Table of Contents
- 1 When side of cube is tripled its volume becomes times of its original volume?
- 2 What happens to the surface area of a cube if each side is tripled?
- 3 How many times the volume of cube will increase if its each edge is tripled?
- 4 How will the volume of a cube change if the length of its edge is halved?
- 5 What is the ratio of volume of cube to that of sphere which will fit inside it?
When side of cube is tripled its volume becomes times of its original volume?
then volume would become 27 times.
When a cube is tripled in size then the volume is?
Similarly when length is tripled (x = 3) surface area is increased ninefold (32 = 9) and volume is increased twenty-sevenfold (33 = 27). The increase in volume is always greater than the increase in surface area.
What happens to the surface area of a cube if each side is tripled?
If you multiply it by 6 the total is 6cm2 . Now if you triple the sides they have 3cm per side. The SA per face is now 9cm2 . so if you multiply it buy 6 it comes to a total of 54cm2 .
What happened to the volume of a cube when its edge is tripled?
If edge of cube will be tripled then the volume will be 27 times. greater than the original volume.
How many times the volume of cube will increase if its each edge is tripled?
Answer: Explanation: If the edge of the cube is tripled surface area of the cube increases by 9 times. If the edge of the cube is tripled volume of the cube is increases by 27 times.

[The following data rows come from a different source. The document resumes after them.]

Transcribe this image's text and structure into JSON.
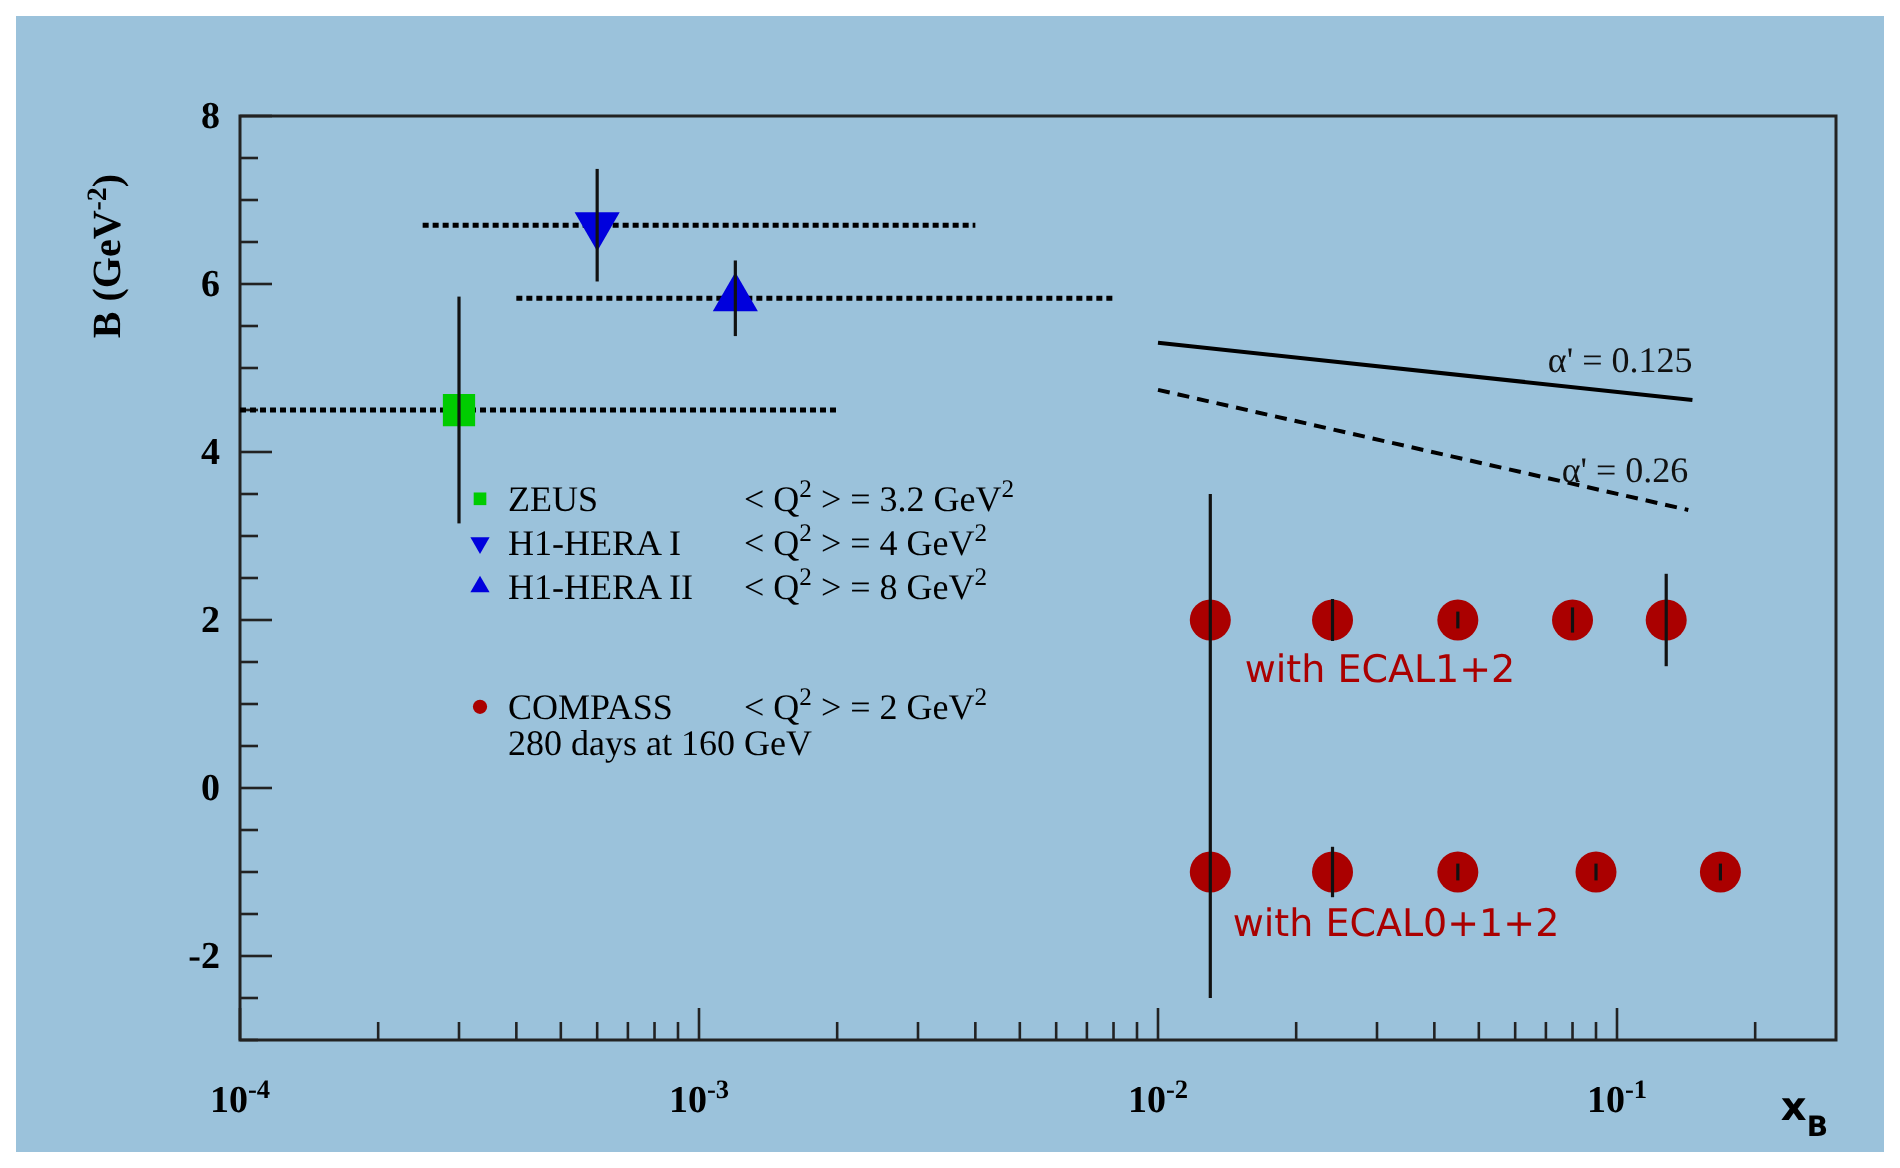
{
  "chart_data": {
    "type": "scatter",
    "xlabel": "x$_{B}$",
    "ylabel": "B (GeV$^{-2}$)",
    "log": "x",
    "xlim": [
      0.0001,
      0.3
    ],
    "ylim": [
      -3,
      8
    ],
    "xticks": [
      {
        "value": 0.0001,
        "label": "10$^{-4}$"
      },
      {
        "value": 0.0002,
        "label": null
      },
      {
        "value": 0.0003,
        "label": null
      },
      {
        "value": 0.0004,
        "label": null
      },
      {
        "value": 0.0005,
        "label": null
      },
      {
        "value": 0.0006,
        "label": null
      },
      {
        "value": 0.0007,
        "label": null
      },
      {
        "value": 0.0008,
        "label": null
      },
      {
        "value": 0.0009,
        "label": null
      },
      {
        "value": 0.001,
        "label": "10$^{-3}$"
      },
      {
        "value": 0.002,
        "label": null
      },
      {
        "value": 0.003,
        "label": null
      },
      {
        "value": 0.004,
        "label": null
      },
      {
        "value": 0.005,
        "label": null
      },
      {
        "value": 0.006,
        "label": null
      },
      {
        "value": 0.007,
        "label": null
      },
      {
        "value": 0.008,
        "label": null
      },
      {
        "value": 0.009,
        "label": null
      },
      {
        "value": 0.01,
        "label": "10$^{-2}$"
      },
      {
        "value": 0.02,
        "label": null
      },
      {
        "value": 0.03,
        "label": null
      },
      {
        "value": 0.04,
        "label": null
      },
      {
        "value": 0.05,
        "label": null
      },
      {
        "value": 0.06,
        "label": null
      },
      {
        "value": 0.07,
        "label": null
      },
      {
        "value": 0.08,
        "label": null
      },
      {
        "value": 0.09,
        "label": null
      },
      {
        "value": 0.1,
        "label": "10$^{-1}$"
      },
      {
        "value": 0.2,
        "label": null
      }
    ],
    "yticks": [
      {
        "value": -3,
        "label": null
      },
      {
        "value": -2.5,
        "label": null
      },
      -2,
      {
        "value": -1.5,
        "label": null
      },
      {
        "value": -1,
        "label": null
      },
      {
        "value": -0.5,
        "label": null
      },
      0,
      {
        "value": 0.5,
        "label": null
      },
      {
        "value": 1,
        "label": null
      },
      {
        "value": 1.5,
        "label": null
      },
      2,
      {
        "value": 2.5,
        "label": null
      },
      {
        "value": 3,
        "label": null
      },
      {
        "value": 3.5,
        "label": null
      },
      4,
      {
        "value": 4.5,
        "label": null
      },
      {
        "value": 5,
        "label": null
      },
      {
        "value": 5.5,
        "label": null
      },
      6,
      {
        "value": 6.5,
        "label": null
      },
      {
        "value": 7,
        "label": null
      },
      {
        "value": 7.5,
        "label": null
      },
      8
    ],
    "grid": false,
    "legend": "left",
    "series": [
      {
        "name": "ZEUS",
        "color": "#00cc00",
        "marker": "square",
        "x": [
          0.0003
        ],
        "values": [
          4.5
        ],
        "errors": [
          1.35
        ],
        "xerrors": [
          [
            0.0001,
            0.002
          ]
        ]
      },
      {
        "name": "H1-HERA I",
        "color": "#0000dd",
        "marker": "triangle-down",
        "x": [
          0.0006
        ],
        "values": [
          6.7
        ],
        "errors": [
          0.67
        ],
        "xerrors": [
          [
            0.00025,
            0.004
          ]
        ]
      },
      {
        "name": "H1-HERA II",
        "color": "#0000dd",
        "marker": "triangle",
        "x": [
          0.0012
        ],
        "values": [
          5.83
        ],
        "errors": [
          0.45
        ],
        "xerrors": [
          [
            0.0004,
            0.008
          ]
        ]
      },
      {
        "name": "COMPASS",
        "color": "#aa0000",
        "marker": "circle",
        "x": [
          0.013,
          0.024,
          0.045,
          0.08,
          0.128,
          0.013,
          0.024,
          0.045,
          0.09,
          0.168
        ],
        "values": [
          2,
          2,
          2,
          2,
          2,
          -1,
          -1,
          -1,
          -1,
          -1
        ],
        "errors": [
          1.5,
          0.25,
          0.1,
          0.15,
          0.55,
          1.5,
          0.3,
          0.1,
          0.1,
          0.1
        ]
      },
      {
        "name": "α' = 0.125",
        "type": "line",
        "color": "#000000",
        "line_style": "solid",
        "x": [
          0.01,
          0.146
        ],
        "values": [
          5.3,
          4.62
        ]
      },
      {
        "name": "α' = 0.26",
        "type": "line",
        "color": "#000000",
        "line_style": "dashed",
        "x": [
          0.01,
          0.143
        ],
        "values": [
          4.74,
          3.31
        ]
      }
    ],
    "annotations": [
      "< Q$^{2}$ > = 3.2 GeV$^{2}$",
      "< Q$^{2}$ > = 4 GeV$^{2}$",
      "< Q$^{2}$ > = 8 GeV$^{2}$",
      "< Q$^{2}$ > = 2 GeV$^{2}$",
      "280 days at 160 GeV",
      "with ECAL1+2",
      "with ECAL0+1+2"
    ]
  }
}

What happens to the volume of a cube if the length of an edge is doubled?
As we know that the cube has 6 sides and each side represents the square. Let the side length of the cube be a unit. Now it is given that the edge of the cube is doubled. So, the new volume of the cube is eight times the old volume.
How will the volume of a cube change if the length of its edge is halved?
When the length of the side is halved, the length of the new edge becomes. It means that if the edge of a cube is halved, its new volume will be times the initial volume.
Can a cube be tripled?
Then [Q(α):Q]=3≠2n for n∈N and hence our choice of α=3√3 cannot be constructible and hence we cannot triple the cube.
What is the ratio of volume of cube to that of sphere which will fit inside it?
6:π
Let side of cube is a and radius of sphere is r. So, the required ratio is 6:π.
What can be concluded about the surface area of a cube if its edge is doubled?
Justification: A cube has 6 faces, each with a surface area of x2. This gives a total surface area of 6×2. If each side length is doubled, then the surface area of each face becomes 6(2x)2 = 6(4×2) = 24×2.